Obama Admin Builds Economic Case For Action On Climate Change, As House Preps To Block It

WASHINGTON -- The Obama administration is making another big push on climate change this week, marking the two-year anniversary of the release of the president's Climate Action Plan.

The Environmental Protection Agency kicked off the week with the release of a new report outlining the health and economic benefits of acting to curb greenhouse gas emissions, which have been found to drive climate change. Meanwhile, the House of Representatives is preparing to vote on legislation to set back the administration's climate agenda.

"Climate change is happening now, and Americans are already feeling the impacts. But we do have a choice on how we move forward and what we want our future to look like," said EPA Administrator Gina McCarthy in a meeting with reporters Monday morning. "The report shows it's not too late to avoid the worst impacts of climate, which is a hopeful sign."

The report tallies costs that will be avoided if climate change is addressed, projecting the potential savings through 2100. Those include $110 billion in avoided costs from lost labor due to extreme temperatures and 57,000 avoided deaths due to poor air quality. It also projects up to $7.4 billion in avoided costs for road maintenance and repairs, between 6 and 7.9 million fewer acres of land lost to wildfires, and $3.1 billion in avoided costs from rising sea levels and coastal storm surges.

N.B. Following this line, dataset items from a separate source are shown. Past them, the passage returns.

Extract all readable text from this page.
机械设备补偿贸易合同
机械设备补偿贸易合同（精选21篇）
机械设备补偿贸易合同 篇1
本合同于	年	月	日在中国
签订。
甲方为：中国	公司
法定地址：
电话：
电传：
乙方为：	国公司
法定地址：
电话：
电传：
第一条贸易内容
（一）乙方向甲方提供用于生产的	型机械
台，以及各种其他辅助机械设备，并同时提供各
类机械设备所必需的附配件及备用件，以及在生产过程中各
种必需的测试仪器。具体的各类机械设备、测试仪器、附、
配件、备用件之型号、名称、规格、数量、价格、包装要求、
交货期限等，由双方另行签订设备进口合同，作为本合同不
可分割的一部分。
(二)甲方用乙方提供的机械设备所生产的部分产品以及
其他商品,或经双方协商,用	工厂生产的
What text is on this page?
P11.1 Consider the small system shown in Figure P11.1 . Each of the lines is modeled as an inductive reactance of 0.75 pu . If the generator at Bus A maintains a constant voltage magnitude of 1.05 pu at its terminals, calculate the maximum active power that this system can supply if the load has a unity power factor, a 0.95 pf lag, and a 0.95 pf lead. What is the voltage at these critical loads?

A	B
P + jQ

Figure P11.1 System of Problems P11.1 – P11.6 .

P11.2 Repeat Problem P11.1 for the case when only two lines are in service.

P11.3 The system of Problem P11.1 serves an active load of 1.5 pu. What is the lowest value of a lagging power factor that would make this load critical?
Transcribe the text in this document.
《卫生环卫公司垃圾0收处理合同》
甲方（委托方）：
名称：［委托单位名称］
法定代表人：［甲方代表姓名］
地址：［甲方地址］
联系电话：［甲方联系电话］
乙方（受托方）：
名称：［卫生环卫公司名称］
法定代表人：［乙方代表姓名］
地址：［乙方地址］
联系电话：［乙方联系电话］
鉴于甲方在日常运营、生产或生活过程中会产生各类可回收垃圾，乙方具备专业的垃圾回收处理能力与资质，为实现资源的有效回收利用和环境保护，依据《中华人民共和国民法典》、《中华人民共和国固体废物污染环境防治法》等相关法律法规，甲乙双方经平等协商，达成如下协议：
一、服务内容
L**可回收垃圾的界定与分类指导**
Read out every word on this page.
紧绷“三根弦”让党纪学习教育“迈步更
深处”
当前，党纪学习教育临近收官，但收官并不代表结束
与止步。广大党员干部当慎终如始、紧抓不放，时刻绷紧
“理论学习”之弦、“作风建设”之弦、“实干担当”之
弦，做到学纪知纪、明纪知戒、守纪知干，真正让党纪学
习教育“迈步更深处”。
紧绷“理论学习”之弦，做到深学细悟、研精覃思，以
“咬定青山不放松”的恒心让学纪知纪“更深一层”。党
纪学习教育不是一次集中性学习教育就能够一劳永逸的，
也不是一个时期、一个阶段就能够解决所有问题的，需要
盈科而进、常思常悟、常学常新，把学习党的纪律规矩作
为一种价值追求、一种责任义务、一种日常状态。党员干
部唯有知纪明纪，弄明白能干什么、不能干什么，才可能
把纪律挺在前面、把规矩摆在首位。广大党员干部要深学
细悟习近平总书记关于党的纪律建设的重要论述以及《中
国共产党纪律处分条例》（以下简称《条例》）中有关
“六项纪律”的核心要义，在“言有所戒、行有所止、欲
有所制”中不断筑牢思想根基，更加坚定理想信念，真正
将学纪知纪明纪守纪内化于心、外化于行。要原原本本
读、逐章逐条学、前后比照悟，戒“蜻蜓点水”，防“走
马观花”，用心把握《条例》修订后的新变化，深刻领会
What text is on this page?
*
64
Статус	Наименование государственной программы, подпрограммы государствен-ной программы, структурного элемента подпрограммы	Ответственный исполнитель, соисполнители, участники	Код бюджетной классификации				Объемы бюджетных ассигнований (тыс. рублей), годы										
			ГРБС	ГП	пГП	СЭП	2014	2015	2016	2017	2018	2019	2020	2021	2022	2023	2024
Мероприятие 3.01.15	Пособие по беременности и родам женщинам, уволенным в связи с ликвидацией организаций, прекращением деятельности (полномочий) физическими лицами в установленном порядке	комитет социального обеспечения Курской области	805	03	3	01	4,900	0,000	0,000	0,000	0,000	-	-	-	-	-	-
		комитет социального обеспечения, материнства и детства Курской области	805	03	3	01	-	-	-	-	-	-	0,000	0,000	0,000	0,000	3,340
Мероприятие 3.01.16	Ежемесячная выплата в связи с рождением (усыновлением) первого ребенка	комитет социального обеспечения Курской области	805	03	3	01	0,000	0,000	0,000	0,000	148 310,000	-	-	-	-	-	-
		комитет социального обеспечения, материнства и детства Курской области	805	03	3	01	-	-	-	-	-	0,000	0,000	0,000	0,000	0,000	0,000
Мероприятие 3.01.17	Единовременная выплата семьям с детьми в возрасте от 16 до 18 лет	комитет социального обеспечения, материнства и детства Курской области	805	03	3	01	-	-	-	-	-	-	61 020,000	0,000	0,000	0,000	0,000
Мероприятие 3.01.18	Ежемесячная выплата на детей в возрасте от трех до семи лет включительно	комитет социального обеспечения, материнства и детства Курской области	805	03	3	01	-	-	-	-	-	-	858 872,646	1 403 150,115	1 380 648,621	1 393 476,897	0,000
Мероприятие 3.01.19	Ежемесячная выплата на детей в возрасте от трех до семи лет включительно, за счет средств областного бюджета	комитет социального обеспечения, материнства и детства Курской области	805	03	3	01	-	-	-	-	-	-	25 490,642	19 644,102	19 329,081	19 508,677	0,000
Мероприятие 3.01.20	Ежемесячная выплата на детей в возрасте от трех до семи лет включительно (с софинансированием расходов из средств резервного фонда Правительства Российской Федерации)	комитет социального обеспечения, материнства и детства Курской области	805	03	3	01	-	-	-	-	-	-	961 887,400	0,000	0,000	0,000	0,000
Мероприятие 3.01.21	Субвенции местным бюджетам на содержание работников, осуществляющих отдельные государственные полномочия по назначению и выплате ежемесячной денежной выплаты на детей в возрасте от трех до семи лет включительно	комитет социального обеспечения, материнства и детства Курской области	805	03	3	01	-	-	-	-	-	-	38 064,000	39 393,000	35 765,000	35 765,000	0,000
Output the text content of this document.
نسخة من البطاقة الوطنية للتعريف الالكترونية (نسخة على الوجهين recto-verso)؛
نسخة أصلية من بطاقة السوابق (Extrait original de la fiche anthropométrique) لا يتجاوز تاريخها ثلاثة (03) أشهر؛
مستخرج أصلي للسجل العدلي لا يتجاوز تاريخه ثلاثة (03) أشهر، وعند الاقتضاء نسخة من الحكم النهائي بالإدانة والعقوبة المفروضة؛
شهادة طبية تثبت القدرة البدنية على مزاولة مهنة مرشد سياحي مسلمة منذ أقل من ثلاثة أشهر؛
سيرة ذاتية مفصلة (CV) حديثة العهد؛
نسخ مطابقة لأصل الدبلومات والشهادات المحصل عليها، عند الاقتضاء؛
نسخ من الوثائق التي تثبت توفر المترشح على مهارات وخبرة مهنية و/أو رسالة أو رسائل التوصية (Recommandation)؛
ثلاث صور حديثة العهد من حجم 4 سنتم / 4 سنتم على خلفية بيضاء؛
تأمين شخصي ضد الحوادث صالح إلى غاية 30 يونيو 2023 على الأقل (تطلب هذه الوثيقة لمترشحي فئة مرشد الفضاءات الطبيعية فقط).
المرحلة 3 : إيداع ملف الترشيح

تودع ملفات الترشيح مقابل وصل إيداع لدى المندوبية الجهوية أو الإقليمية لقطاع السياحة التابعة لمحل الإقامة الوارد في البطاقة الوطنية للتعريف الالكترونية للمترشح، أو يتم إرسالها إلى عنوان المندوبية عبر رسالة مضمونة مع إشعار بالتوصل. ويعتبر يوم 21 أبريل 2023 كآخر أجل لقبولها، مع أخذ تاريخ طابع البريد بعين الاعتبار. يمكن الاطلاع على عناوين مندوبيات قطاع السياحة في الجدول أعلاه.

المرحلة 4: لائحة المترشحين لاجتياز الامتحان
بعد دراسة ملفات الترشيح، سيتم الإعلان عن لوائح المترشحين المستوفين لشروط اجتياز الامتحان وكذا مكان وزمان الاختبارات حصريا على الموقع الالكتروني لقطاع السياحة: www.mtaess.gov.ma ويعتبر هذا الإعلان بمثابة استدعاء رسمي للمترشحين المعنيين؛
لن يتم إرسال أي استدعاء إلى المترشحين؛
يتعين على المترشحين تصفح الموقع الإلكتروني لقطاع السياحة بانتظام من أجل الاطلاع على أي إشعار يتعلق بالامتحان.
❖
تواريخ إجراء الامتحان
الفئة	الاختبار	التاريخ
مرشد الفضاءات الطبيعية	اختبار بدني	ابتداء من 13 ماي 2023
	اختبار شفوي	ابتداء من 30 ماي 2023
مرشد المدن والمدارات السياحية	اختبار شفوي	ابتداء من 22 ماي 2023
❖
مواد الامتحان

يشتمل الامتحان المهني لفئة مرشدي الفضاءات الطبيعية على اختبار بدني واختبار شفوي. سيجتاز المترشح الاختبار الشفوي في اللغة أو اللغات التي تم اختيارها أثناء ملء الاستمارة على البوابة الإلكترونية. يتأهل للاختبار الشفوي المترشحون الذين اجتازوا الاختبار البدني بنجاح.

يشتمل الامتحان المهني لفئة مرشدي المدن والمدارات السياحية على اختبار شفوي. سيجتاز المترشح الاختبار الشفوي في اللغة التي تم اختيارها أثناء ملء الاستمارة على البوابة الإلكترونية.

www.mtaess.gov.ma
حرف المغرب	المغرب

The analysis covers 20 different sectors in the United States, including public health, infrastructure, agriculture and water resources. It compares the potential costs in each sector if no action is taken on climate change to the savings if world leaders make emissions cuts that would keep global temperatures from rising more than 2 degrees Celsius (3.6 degrees Fahrenheit) -- a target that global leaders reiterated their support for in the recent G7 meeting.

Brian Deese, a senior adviser to President Barack Obama, said the analysis "undergirds the president's argument that we have not only a moral obligation to act, but we also have an economic opportunity."

Whether the proposed 2-degree limit on warming is even still attainable at this point, given the proposed emissions cuts countries have put on the table so far, remains in doubt.

Deese argued that the U.S. emissions commitments and projections like those contained in Monday's analysis are building the case to make more aggressive global cuts. "I think you're continuing to see a clear commitment to taking the kind of long-term actions that will be necessary to get to the place where science tells us we need to get," he said. "I think there's an acknowledgment of where we need to get and a commitment to get there."

The administration is using the EPA report, and the approaching anniversary of Obama's June 25, 2013 address on climate change, to tout its ongoing efforts. Those include a commitment in international climate negotiations to cut total U.S. emissions 26 to 28 percent by 2025. The administration has laid out a suite of new regulations to reach that target, including final rules for both new and existing power plants, which the EPA is expected to release in the next few weeks. The agency is also moving toward regulating emissions from commercial aircraft, and last week proposed emission standards for heavy trucks.

The White House is also hosting a summit on public health and climate change on Tuesday.

The House of Representatives is planning to vote this week on two pieces of legislation that would undermine the administration's regulations on power plant emissions. One bill would allow states to opt out of compliance with the standards, and a second is a funding bill that contains specific language blocking the EPA from enforcing its power plant rules.